Traoré aveva promesso un Paese libero e sovrano, ma oggi il Burkina sprofonda in una spirale di violenze. Il sogno di Sankara si spegne sotto i colpi del cinismo geopolitico, delle stragi etniche e delle complicità internazionali.

OUAGADOUGOU – L’ultima strage a Djibo è solo l’ennesimo colpo inferto alla speranza. Centinaia di jihadisti hanno assaltato in contemporanea caserme, commissariati e interi quartieri. Hanno ucciso civili e militari, risparmiando solo donne e bambini. Un’azione feroce, simbolica, che racconta il fallimento di un progetto politico che aveva fatto sognare.

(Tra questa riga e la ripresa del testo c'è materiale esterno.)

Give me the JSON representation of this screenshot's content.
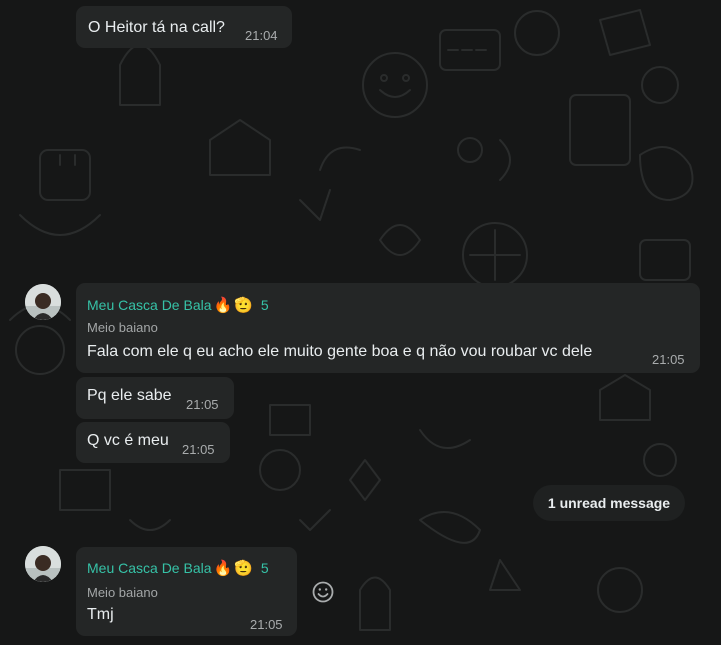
{
  "messages_top": {
    "text": "O Heitor tá na call?",
    "time": "21:04"
  },
  "group1": {
    "sender_name": "Meu Casca De Bala",
    "sender_emoji_1": "🔥",
    "sender_emoji_2": "🫡",
    "sender_count": "5",
    "subtitle": "Meio baiano",
    "msg1_text": "Fala com ele q eu acho ele muito gente boa e q não vou roubar vc dele",
    "msg1_time": "21:05",
    "msg2_text": "Pq ele sabe",
    "msg2_time": "21:05",
    "msg3_text": "Q vc é meu",
    "msg3_time": "21:05"
  },
  "unread_label": "1 unread message",
  "group2": {
    "sender_name": "Meu Casca De Bala",
    "sender_emoji_1": "🔥",
    "sender_emoji_2": "🫡",
    "sender_count": "5",
    "subtitle": "Meio baiano",
    "msg_text": "Tmj",
    "msg_time": "21:05"
  },
  "icons": {
    "react": "emoji-smile-icon",
    "avatar": "user-avatar"
  },
  "colors": {
    "background": "#161717",
    "bubble": "#242626",
    "sender": "#36c2a7",
    "time": "#a9acad"
  }
}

Quando nel 2022 il capitano Ibrahim Traoré prese il potere, una parte dell’Africa gridò al “nuovo Sankara”. Giovane, antimperialista, vestito da combattente e deciso a liberarsi della tutela francese. Ma oggi, due anni dopo, il Paese è allo stremo: assediato dai gruppi jihadisti, piagato da una guerra interna che colpisce anche i civili, e senza veri alleati affidabili.

La Russia non protegge, la Francia non dimentica

La svolta russofona del Burkina Faso si è rivelata una coperta corta. L’appoggio del Cremlino è più simbolico che concreto. Dopo la ritirata francese, Traoré ha chiesto aiuto a Mosca: droni, consiglieri militari, sicurezza. Ma i risultati sono modesti. I mercenari della Wagner non si vedono più, e gli attacchi jihadisti aumentano.

Nel frattempo, l’ombra della Francia non è sparita. C’è chi sospetta che, dietro la nuova ondata di insicurezza, vi sia una “mano invisibile” interessata a destabilizzare l’area per delegittimare i governi militari filo-russi. Non ci sono prove, ma la memoria del colonialismo è viva, e alimenta una narrazione che accusa Parigi di voler “punire” i popoli che le hanno voltato le spalle.

I massacri dei civili Fulani

Il dramma, però, non viene solo dal cielo o dalla periferia internazionale. Viene anche dall’interno. A marzo, nella regione di Boucle du Mouhounoltre 130 civili di etnia Fulani sono stati uccisi da milizie filogovernative, con la partecipazione dell’esercito regolare. Lo denuncia Human Rights Watch in un rapporto durissimo: omicidi, esecuzioni sommarie, corpi bruciati, villaggi svuotati.

Le vittime? Pastori, anziani, bambini. Colpevoli solo di appartenere a un’etnia troppo spesso stereotipata come fiancheggiatrice del jihadismo. È una dinamica tristemente nota in tutta l’Africa occidentale: la guerra al terrorismo che si trasforma in guerra contro interi popoli, alimentando odio, vendetta e nuove reclute per i gruppi estremisti.

Silenzio e menzogne

Mentre i massacri si moltiplicano, il governo tace o parla solo di “vittorie” e “riconquiste”. Ma il territorio fuori controllo aumenta, e la gente fugge. Le scuole restano chiuse, le ONG riducono le attività, e la società civile è sempre più minacciata.

A far paura è anche l’assenza di prospettive: né un processo di transizione credibile, né un’idea di Stato giusto e inclusivo. Il sogno di sovranità è diventato un’ideologia d’assedio, che giustifica tutto in nome della sicurezza. Ma a pagare sono sempre i più poveri.

Un Sahel in bilico

Il Burkina non è solo. Mali e Niger, guidati anch’essi da giunte militari, condividono la stessa fragilità. L’intero Sahel rischia di implodere, trasformandosi in un arco di guerra permanente. E senza vere soluzioni politiche, né l’Occidente né la Russia riusciranno a spegnere l’incendio.

Riscoprire Sankara, davvero

Cosa resta del sogno di Traoré? Molti avevano sperato in un ritorno dello spirito di Thomas Sankara: giustizia sociale, emancipazione dei popoli, dignità africana. Ma la realtà odierna è molto più cinica. Senza trasparenza, senza partecipazione, senza rispetto dei diritti umani, la sovranità diventa solo una nuova forma di oppressione.

Il Burkina Faso ha bisogno di sicurezza, sì. Ma ancora di più ha bisogno di verità, giustizia e speranza. Ha bisogno di leader che parlino con la gente, che ascoltino le vittime, che denuncino la violenza — anche quella compiuta in nome dello Stato. Ha bisogno di una rivoluzione che non uccida, ma costruisca.

Solo così il nome di Sankara potrà tornare ad avere senso. E solo così, forse, il Sahel potrà smettere di essere la terra delle promesse tradite.